Last weekend I walked the streets of my hometown—Wheaton, Illinois—and recognized only what wasn’t there anymore. Even my stately old high school had been demolished this year to build an upscale grocery store. This was particularly ironic, since I was in town to attend my 50th high school class reunion. It’s OK, I wouldn’t want to stand in the way of progress.
And yet—there was one remaining icon of my small-turned-big town—the popcorn store, a.k.a “the in-between-store,” because many years ago someone thought to utilize the narrow space between two brick buildings to sell little kids like me popcorn and candy.
Even the necessary updates didn’t take away the fresh nostalgia of this moment.
Best of all, they still sell what I walked or rode my bike literally miles (back in the day) to purchase.
Yesterday, I had another flashback, this time not so very far back but far enough to catch me off guard.
For ten years I had found peace and a place to recharge my soul at Pinery Park, a few blocks from our home in Grand Rapids, Michigan.
This beautiful mile-long path supported my steps four times around every single day that snow didn’t block my way.
I memorized each curve, and as I walked it yesterday, specific memories returned as though it actually were yesterday.
And as I rounded the final curve I came to this.

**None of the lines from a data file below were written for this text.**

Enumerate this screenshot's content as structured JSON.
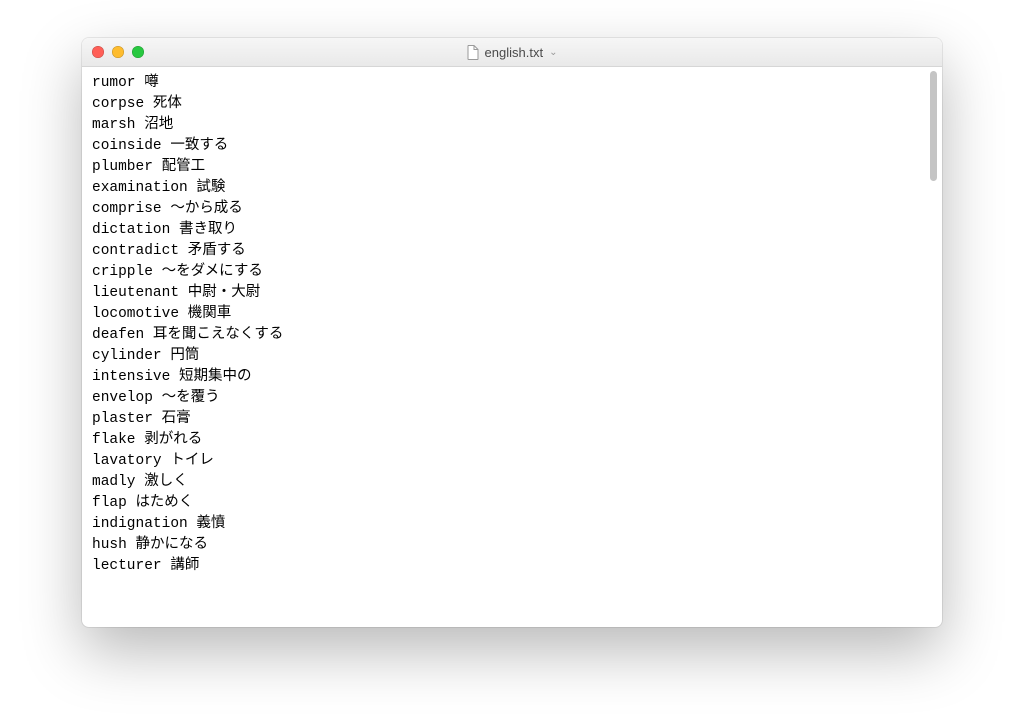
{
  "window": {
    "title": "english.txt"
  },
  "lines": [
    "rumor 噂",
    "corpse 死体",
    "marsh 沼地",
    "coinside 一致する",
    "plumber 配管工",
    "examination 試験",
    "comprise 〜から成る",
    "dictation 書き取り",
    "contradict 矛盾する",
    "cripple 〜をダメにする",
    "lieutenant 中尉・大尉",
    "locomotive 機関車",
    "deafen 耳を聞こえなくする",
    "cylinder 円筒",
    "intensive 短期集中の",
    "envelop 〜を覆う",
    "plaster 石膏",
    "flake 剥がれる",
    "lavatory トイレ",
    "madly 激しく",
    "flap はためく",
    "indignation 義憤",
    "hush 静かになる",
    "lecturer 講師"
  ]
}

This. You can’t see it, but I can clearly see it!
Ben, 19 years ago, laying out the rules for the family softball game as part of our wedding rehearsal dinner.
John knocking one out of the park.
Mauri running to first.
Even the bride-to-be takes a swing.
And, oh, I see my dear old dad, always in the game, and I hear Ben hollering from the outfield— “SOMEBODY SPOT HIM!”—as we watch Dad twirl and fall to the ground.
He was OK, thank the Lord, but I don’t think Ben has forgiven us yet for our bad judgment.
Yes, I see all of that as I sit on the bench.
But I look up toward my car and I see people, precious-to-me people, family and friends who joined our joy.
Cousins arriving from Florida are greeted at my red carpet. Heather and Quinn look on, all smiles.
Other cousins from Indiana might be resisting the red carpet.
Nearly brothers, hacking, getting acquainted, nervous as all get-out.
I see Mauri’s folks and Margaret-Rose’s folks, who flew across the country to be part of the festivities. Sisters Ev and Ange, always supporting me with their loving care.
And here, possibly on the same bench, sat Dad Williams, now in heaven with all the other parents, except for Mom Edna.
I’m overwhelmed with emotion here on this bench.
So I take a little walk to the other side of the cars and see more fun on this grassy spot. I know, you can’t see it, but it’s so clear to me.
The whole gang enjoying Heavenly Ham box lunches in the July sunshine.
Everyone has one thing in common—love and care for Mauri and me.
We share birthday cake.
We sing and Craig reads a story.
And I’m reminded yet again that I’m about to become one of the Macys.
Yes, it all happened right here, at Pinery Park.